Lonnie David Franklin is the 62-year-old alleged killer who will have to answer for at least 10 deaths of women who were fatally shot or strangled during his killing sprees.
Filmmakers also explore the likely possibility that the body count for Franklin’s heinous crimes actually soars well beyond the 10-woman mark.
“Many [of the victims] were prostitutes and drug addicts,” NPR reports. “Some of their bodies were found dumped in alleyways.
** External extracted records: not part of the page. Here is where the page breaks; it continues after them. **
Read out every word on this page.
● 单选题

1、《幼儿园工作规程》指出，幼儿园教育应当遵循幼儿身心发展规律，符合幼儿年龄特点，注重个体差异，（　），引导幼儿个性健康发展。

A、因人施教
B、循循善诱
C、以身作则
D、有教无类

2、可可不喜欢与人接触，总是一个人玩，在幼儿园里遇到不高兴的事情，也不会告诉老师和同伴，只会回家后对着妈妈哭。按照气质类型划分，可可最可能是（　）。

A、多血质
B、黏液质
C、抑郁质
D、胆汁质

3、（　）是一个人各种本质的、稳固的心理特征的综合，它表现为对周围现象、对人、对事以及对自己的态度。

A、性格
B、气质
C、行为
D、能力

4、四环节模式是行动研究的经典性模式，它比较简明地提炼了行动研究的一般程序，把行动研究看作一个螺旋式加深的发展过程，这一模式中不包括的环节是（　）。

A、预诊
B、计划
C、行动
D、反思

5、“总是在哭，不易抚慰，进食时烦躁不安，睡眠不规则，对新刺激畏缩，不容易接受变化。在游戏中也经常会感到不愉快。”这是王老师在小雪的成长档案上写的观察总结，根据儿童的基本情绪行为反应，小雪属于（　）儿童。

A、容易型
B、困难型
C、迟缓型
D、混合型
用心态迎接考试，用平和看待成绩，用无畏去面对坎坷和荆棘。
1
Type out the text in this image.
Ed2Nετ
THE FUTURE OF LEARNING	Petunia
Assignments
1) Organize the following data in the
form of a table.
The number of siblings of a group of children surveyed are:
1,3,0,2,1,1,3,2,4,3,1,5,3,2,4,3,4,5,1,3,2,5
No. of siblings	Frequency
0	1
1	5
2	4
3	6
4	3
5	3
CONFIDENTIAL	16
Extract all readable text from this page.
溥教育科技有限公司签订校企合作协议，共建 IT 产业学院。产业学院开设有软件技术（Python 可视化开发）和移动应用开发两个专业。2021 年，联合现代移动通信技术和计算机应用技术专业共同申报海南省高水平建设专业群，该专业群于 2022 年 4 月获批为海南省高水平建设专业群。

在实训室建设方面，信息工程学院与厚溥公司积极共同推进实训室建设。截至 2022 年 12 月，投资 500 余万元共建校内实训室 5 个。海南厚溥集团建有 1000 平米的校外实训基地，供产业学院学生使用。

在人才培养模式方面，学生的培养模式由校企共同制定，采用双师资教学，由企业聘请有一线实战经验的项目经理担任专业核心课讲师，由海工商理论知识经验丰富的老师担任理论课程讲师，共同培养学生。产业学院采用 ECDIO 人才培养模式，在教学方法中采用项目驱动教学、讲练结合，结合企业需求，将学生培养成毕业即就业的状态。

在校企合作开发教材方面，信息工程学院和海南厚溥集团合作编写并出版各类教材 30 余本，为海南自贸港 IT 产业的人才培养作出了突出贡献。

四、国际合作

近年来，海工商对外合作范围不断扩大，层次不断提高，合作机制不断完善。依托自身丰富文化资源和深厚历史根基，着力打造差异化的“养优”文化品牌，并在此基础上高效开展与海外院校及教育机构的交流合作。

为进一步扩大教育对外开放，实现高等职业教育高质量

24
Despite a 911 call and eyewitness descriptions of the suspect, the police did not link the murders for years.”
Neighbors were forced to take matters into their own hands by forming coalitions and offering a reward for the man’s capture.
Despite their efforts, decades flew by without anyone uncovering who was killing the women in the area.
Many of the neighborhood activists believe the victims’ race was exactly why police didn’t seem too concerned about finding the killer.
“The police don’t care because these are Black women,” neighborhood activist Pam Brooks said in the film. “It’s not like Lonnie killed no high-pro[file] white folk.”
That’s when Brooks made a statement that serves as yet another reminder that “Black lives matter” may be a relatively new chant, but the feelings that drive the moment have been existing in the Black community for decades.
“We don’t mean nothing to them,” Brooks added. “We’re Black.”
Police didn’t even arrest Franklin until 2010, roughly 25 years after the first body was found.
Friends and family of Franklin can be seen opening up about the entire case in the documentary.
Members of the LAPD refused to give much information about the case as Franklin prepares to go to trial but they are still insisting that their efforts were not stifled because of racial bias.
“When the majority of those crimes occurred was a different time and place in Los Angeles, and the crime rate was four times what it is now,” said police chief Charlie Beck, according to NPR. “The Los Angeles police department was a third smaller than it is now. Those were very, very difficult days, and things did not get investigated to the degree that we’re able to do them now. I wish we could go back in time and fix all that, but that’s not possible to do. But I will say that I’m extremely proud of Robber-Homicide Division. I think they did a world-class job in that investigation.”
The documentary also features testimony from more than a dozen other women who crossed paths with “The Grim Sleeper” and were fortunate enough to still be alive to talk about it.
They recalled Franklin making them feel uncomfortable and inviting them over to his “nasty” home.
Now that the ordeal is over, residents are thankful to see the English filmmakers in their neighborhood showing a clear interest in the story.
“I was shocked,” Brooks told NPR about the documentary. “I was amazing, because these were two [English] boys who cared enough about these Black people’s lives. It was like, ‘Wow.’ “
Franklin’s trial is set to begin some time in June.